Nachdem wir uns in Teil 1 unseres Beitrags mit dem Hinter­grund und Inhalt des Schrems II-Urteils beschäftigt haben, möchten wir Ihnen in Teil 2 die konkreten Anfor­de­rungen erläutern, die die Aufsichts­be­hörden nunmehr an Daten­transfers in Dritt­länder ohne adäquates Daten­schutz­niveau stellen.

1. Worum geht es?

Unter­nehmen haben nach den Vorgaben des EuGH für jeden einzelnen Daten­transfer zu beurteilen, ob ausrei­chende Garantien zur Absicherung des Daten­transfers in Dritt­länder imple­men­tiert wurden. Im Nachgang der Schrems II-Entscheidung hatten sich zahlreiche Behörden zu den nun geltenden Anfor­de­rungen an Dritt­lands­über­mitt­lungen geäußert, insbe­sondere zu den vom EuGH gefor­derten „zusätz­lichen Maßnahmen“.

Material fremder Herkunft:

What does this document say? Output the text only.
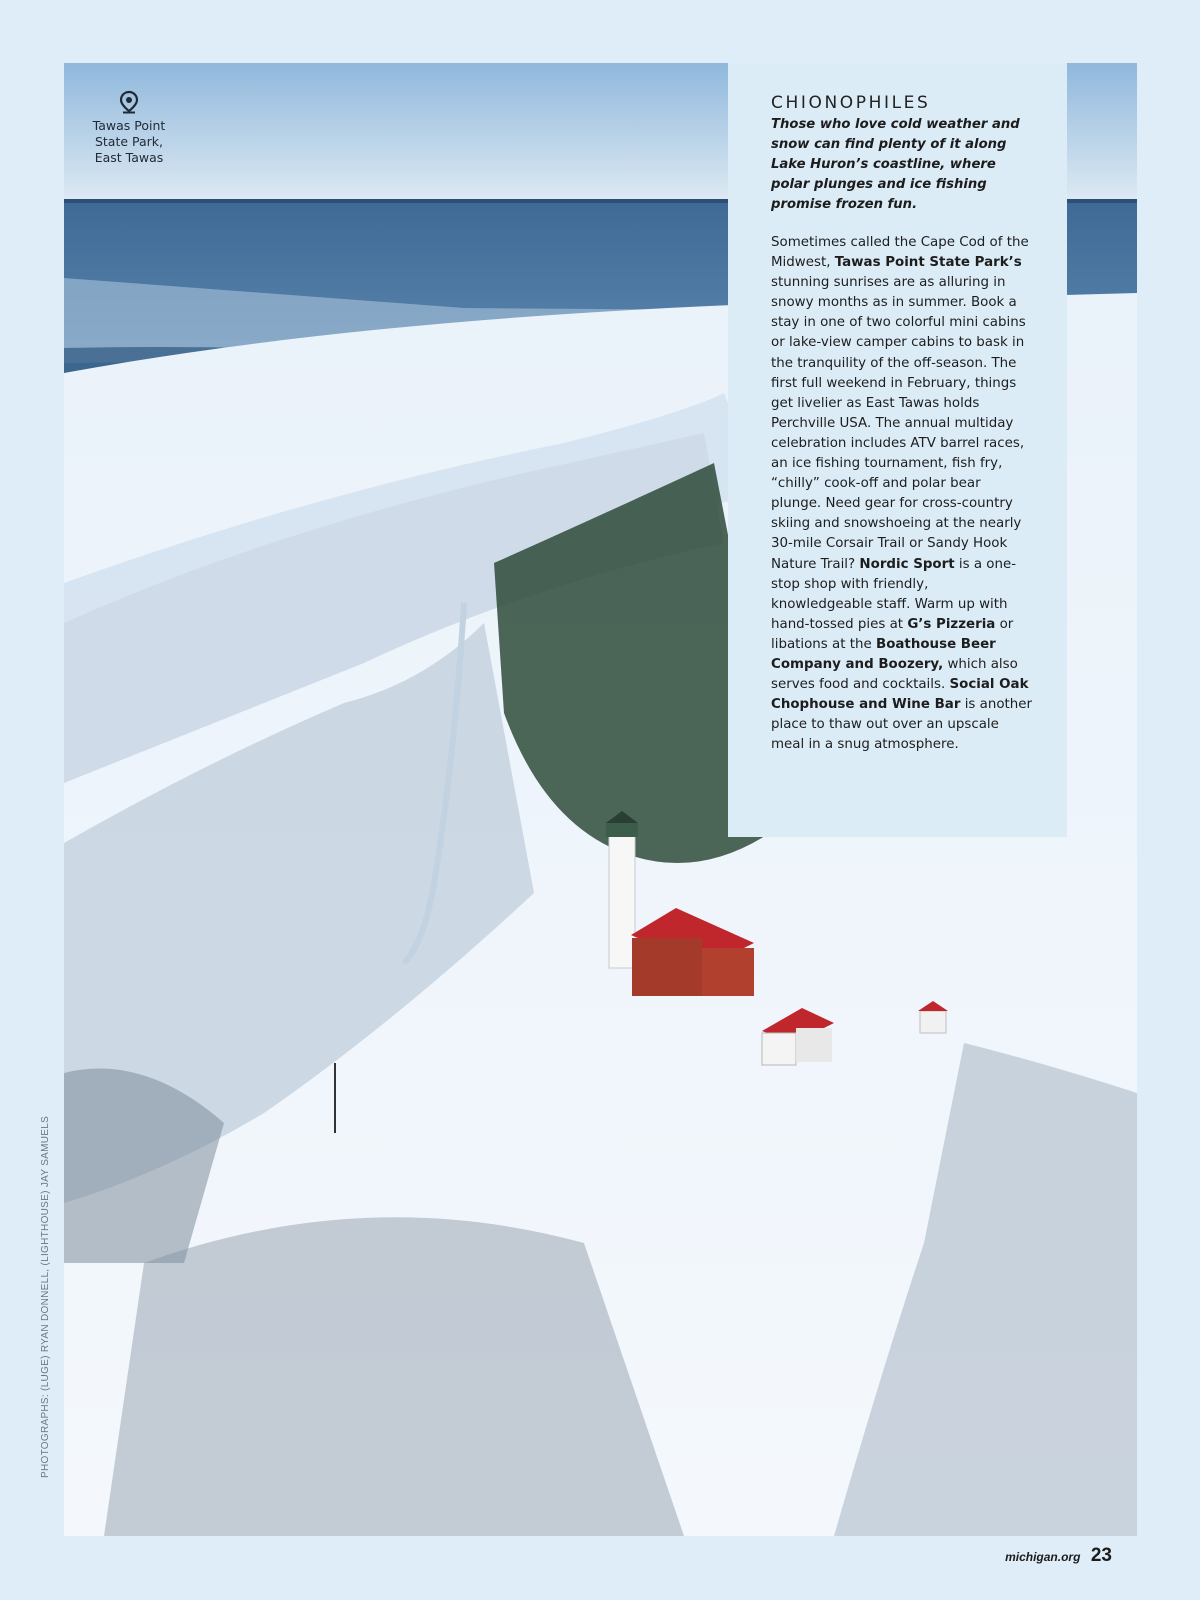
Tawas Point
State Park,
East Tawas
CHIONOPHILES

Those who love cold weather and snow can find plenty of it along Lake Huron’s coastline, where polar plunges and ice fishing promise frozen fun.

Sometimes called the Cape Cod of the Midwest, Tawas Point State Park’s stunning sunrises are as alluring in snowy months as in summer. Book a stay in one of two colorful mini cabins or lake-view camper cabins to bask in the tranquility of the off-season. The first full weekend in February, things get livelier as East Tawas holds Perchville USA. The annual multiday celebration includes ATV barrel races, an ice fishing tournament, fish fry, “chilly” cook-off and polar bear plunge. Need gear for cross-country skiing and snowshoeing at the nearly 30-mile Corsair Trail or Sandy Hook Nature Trail? Nordic Sport is a one-stop shop with friendly, knowledgeable staff. Warm up with hand-tossed pies at G’s Pizzeria or libations at the Boathouse Beer Company and Boozery, which also serves food and cocktails. Social Oak Chophouse and Wine Bar is another place to thaw out over an upscale meal in a snug atmosphere.

PHOTOGRAPHS: (LUGE) RYAN DONNELL, (LIGHTHOUSE) JAY SAMUELS
michigan.org 23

Besonders beach­tenswert sind die Orien­tie­rungs­hilfe des Landes­be­auf­tragte für Datenschutz und Infor­ma­ti­ons­freiheit Baden-Württemberg (LfDI) und die Empfehlung des Europäi­schen Daten­schutz­aus­schusses (EDSA). Im Ergebnis wird von den Unter­nehmen verlangt, die jewei­ligen Daten­transfers einer Risikoanalyse zu unter­ziehen, also einem sog. Transfer Impact Assessment (“TIA“). Im Rahmen des TIA ist zu ermitteln, ob es im fraglichen Drittland Gesetze gibt, die den dortigen (Sicherheits-)Behörden die Befugnis geben, von dem Daten­im­porteur die Offen­legung oder den Zugriff auf Daten von EU-Bürgern zu verlangen. Bei Daten­transfers in die USA hatte sich der EuGH insbe­sondere mit den US-ameri­ka­ni­schen Überwa­chungs­ge­setzen Sec. 702 FISA und EO 12333 ausein­an­der­ge­setzt. 

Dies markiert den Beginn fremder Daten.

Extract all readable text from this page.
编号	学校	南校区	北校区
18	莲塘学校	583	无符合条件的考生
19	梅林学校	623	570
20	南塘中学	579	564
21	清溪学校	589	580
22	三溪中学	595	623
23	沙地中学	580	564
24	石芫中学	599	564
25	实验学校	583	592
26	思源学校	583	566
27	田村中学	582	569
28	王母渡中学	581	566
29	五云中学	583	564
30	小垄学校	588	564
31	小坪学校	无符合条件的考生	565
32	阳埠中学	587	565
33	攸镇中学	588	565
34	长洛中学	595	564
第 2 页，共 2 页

2. Wie betrifft mich das? / Warum ist das wichtig?

Die Mehrzahl aller Unter­nehmen, unabhängig von Branche und Größe, nutzen im Rahmen ihrer Daten­ver­ar­beitung Dienst­leister mit Sitz in den USA oder tauschen perso­nen­be­zogene Daten mit anderen Unter­nehmen außerhalb der EU bzw. des EWR aus. In diesen Fällen trifft die Geschäfts­führung jeweils die Pflicht, ein Transfer Impact Assessment für die im Unter­nehmen statt­fin­denden Daten­über­mitt­lungen bzw. ‑zugriffe durch­zu­führen. 

In seinen oben erwähnten Empfeh­lungen stellt der EDSA einen Prüfkatalog in sechs Schritten vor, den Daten­ex­por­teure für die Bestimmung der Recht­mä­ßigkeit von Daten­über­mitt­lungen in Dritt­länder berück­sich­tigen sollten. Dieser sieht vor: 

  • Schritt 1: („Know your transfers.“). Alle inter­na­tional statt­fin­denden Daten­über­mitt­lungen bzw. ‑zugriffe müssen bekannt sein und entspre­chend dokumen­tiert werden.
  • Schritt 2: („Verify the transfer tool your transfer relies on.“). Es ist zu eruieren, auf welche Rechts­grundlage bzw. anerkannte Garantie nach Kapitel V DSGVO sich der Transfer stützt.
  • Schritt 3: („Assess the law or practice of the third country.“). Dieser Schritt bildet das Kernelement des Transfer Impact Assessment. Hier ist zu prüfen, ob die Rechts­ordnung und Rechts­praxis des Dritt­landes die Wirksamkeit der im Übertra­gungs­in­strument verein­barten Garantien im konkreten Fall beein­träch­tigen könnten. Zur Erläu­terung hat der EDSA eine zusätz­liche Empfehlung 02/2020 veröf­fent­licht (European Essential Guarantees for surveil­lance measures). Danach ist zu prüfen, ob in der Rechts­ordnung des Empfängerstaates:
    1. die Daten­ver­ar­bei­tungen auf klaren, präzisen und zugäng­lichen Regeln basieren,
    2. die gesetzlich vorge­se­henen Eingriffe auf ein notwen­diges und verhält­nis­mä­ßiges Maß beschränkt sind,
    3. ein unabhän­giger Überwa­chungs­me­cha­nismus besteht, und
    4. dem Einzelnen ein wirksames Rechts­mittel zur Verfügung steht.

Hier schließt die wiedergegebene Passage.